Phone Hacking: News International Moves To Throw A Case Out of Court Rather Than Settle
The News Corp. subsidiary says case involving Elle Macpherson's former financial adviser Mary-Ellen Field has "no legal merit."
LONDON -- News International is trying for the first time to have a phone-hacking damages case thrown out of court rather than settle it.
The case involves Elle Macpherson's former financial adviser Mary-Ellen Field who is embroiled in a civil action against News International's The News of The World, a paper Rupert Murdoch's News Corp. closed in the wake of the phone hacking scandal.
A News International spokesperson declined to comment on the case.
News International is applying for a summary judgment against Field and will argue for her case to be struck out on the grounds it has no legal merit.
The publishing subsidiary's move comes despite repeated claims by Field that her life was destroyed after her phone was allegedly hacked by The News of the World.
According to a report in The Guardian, Field's claims – legally launched 18 months ago -- have never been publicly denied by Murdoch's subsidiary.

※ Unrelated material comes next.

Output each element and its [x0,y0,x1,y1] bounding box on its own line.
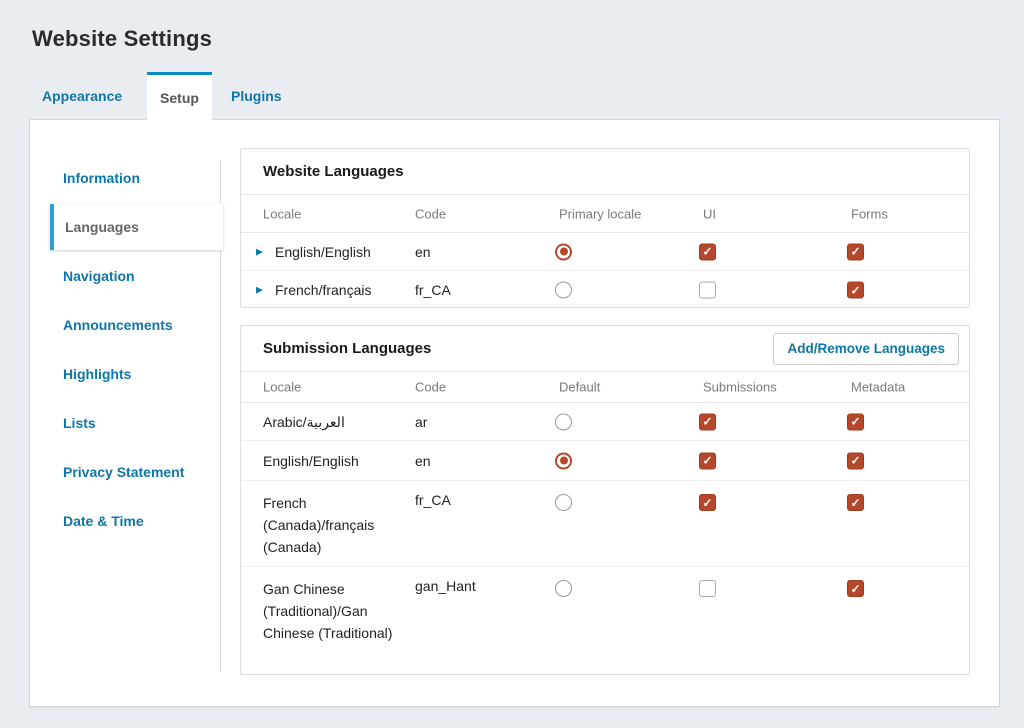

The Guardianreports it is believed that this is the first time News International has tried to have one of the numerous damages lawsuits relating to phone hacking struck out rather than settled.

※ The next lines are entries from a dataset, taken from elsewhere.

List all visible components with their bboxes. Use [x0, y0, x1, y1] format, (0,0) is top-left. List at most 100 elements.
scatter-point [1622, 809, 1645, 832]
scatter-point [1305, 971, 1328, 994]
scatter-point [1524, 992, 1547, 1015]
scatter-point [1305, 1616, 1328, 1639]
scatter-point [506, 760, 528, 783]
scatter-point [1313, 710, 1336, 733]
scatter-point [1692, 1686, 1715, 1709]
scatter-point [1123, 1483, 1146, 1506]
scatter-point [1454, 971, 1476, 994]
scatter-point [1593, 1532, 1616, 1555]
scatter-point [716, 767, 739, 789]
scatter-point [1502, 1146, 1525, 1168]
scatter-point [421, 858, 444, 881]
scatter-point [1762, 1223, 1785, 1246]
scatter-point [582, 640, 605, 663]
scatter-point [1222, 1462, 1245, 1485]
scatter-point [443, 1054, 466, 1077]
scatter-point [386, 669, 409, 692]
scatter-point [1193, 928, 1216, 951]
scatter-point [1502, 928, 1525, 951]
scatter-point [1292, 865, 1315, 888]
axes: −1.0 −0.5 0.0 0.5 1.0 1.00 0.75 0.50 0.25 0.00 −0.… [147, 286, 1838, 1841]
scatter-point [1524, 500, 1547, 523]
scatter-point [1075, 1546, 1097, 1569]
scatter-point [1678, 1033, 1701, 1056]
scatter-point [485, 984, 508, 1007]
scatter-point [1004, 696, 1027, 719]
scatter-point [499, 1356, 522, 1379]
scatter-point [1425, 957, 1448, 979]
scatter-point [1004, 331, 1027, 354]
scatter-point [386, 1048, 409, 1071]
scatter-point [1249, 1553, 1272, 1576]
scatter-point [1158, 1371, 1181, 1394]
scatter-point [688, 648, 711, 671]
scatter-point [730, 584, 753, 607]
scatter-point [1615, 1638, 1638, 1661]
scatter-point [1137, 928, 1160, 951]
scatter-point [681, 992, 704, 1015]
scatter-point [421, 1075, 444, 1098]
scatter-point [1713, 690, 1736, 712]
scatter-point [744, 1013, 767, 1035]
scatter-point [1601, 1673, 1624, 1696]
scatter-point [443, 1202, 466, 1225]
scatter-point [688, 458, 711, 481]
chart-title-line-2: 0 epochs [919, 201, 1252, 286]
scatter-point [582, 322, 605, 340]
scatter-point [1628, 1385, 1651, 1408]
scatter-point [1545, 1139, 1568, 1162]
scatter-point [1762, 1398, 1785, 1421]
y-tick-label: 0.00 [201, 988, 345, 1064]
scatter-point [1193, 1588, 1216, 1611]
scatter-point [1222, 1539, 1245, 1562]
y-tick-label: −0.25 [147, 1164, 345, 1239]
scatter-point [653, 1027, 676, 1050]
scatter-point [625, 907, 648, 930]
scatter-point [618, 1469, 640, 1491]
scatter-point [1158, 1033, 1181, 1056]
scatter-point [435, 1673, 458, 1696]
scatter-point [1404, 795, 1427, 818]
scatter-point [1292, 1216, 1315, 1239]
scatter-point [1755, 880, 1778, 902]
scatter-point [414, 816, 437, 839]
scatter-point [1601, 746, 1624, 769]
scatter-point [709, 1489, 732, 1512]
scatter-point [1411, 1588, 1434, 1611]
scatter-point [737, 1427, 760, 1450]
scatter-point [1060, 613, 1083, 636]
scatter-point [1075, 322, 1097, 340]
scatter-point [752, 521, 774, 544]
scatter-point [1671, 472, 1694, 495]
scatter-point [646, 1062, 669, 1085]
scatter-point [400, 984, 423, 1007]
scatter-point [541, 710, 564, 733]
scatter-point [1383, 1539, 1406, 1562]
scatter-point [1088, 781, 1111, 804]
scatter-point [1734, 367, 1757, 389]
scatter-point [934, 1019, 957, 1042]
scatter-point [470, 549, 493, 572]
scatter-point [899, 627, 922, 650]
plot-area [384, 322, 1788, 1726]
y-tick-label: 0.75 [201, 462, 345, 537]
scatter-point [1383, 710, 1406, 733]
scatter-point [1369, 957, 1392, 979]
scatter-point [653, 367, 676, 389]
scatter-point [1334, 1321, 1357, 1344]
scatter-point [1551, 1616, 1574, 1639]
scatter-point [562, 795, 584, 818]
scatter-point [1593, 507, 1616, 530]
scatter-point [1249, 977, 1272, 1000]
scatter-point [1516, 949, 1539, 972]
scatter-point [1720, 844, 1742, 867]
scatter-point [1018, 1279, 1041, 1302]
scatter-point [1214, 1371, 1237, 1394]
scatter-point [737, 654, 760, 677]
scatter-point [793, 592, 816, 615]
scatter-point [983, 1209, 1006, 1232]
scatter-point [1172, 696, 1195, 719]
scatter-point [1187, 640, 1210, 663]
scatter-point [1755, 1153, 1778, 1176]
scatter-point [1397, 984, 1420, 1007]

But while this has not been denied, sources close to the action said it is unlikely to signal a change in strategy by News International in dealing with mounting costs and suits against the News Corp. division.
Field, when giving evidence to the Leveson inquiry into media ethics said here reputation had been "trashed" after MacPherson said she had leaked stories to the press about the supermodel.
Field was one of more than 60 individuals who took legal action against News International last year in the first tranche of cases at the high court.
Almost all were settled, including claims by actors Jude Law, Steve Coogan and singer Charlotte Church.
Field's case was among those held over for the second tranche of civil phone hacking cases, which now include at least 50 claims due to be heard next year.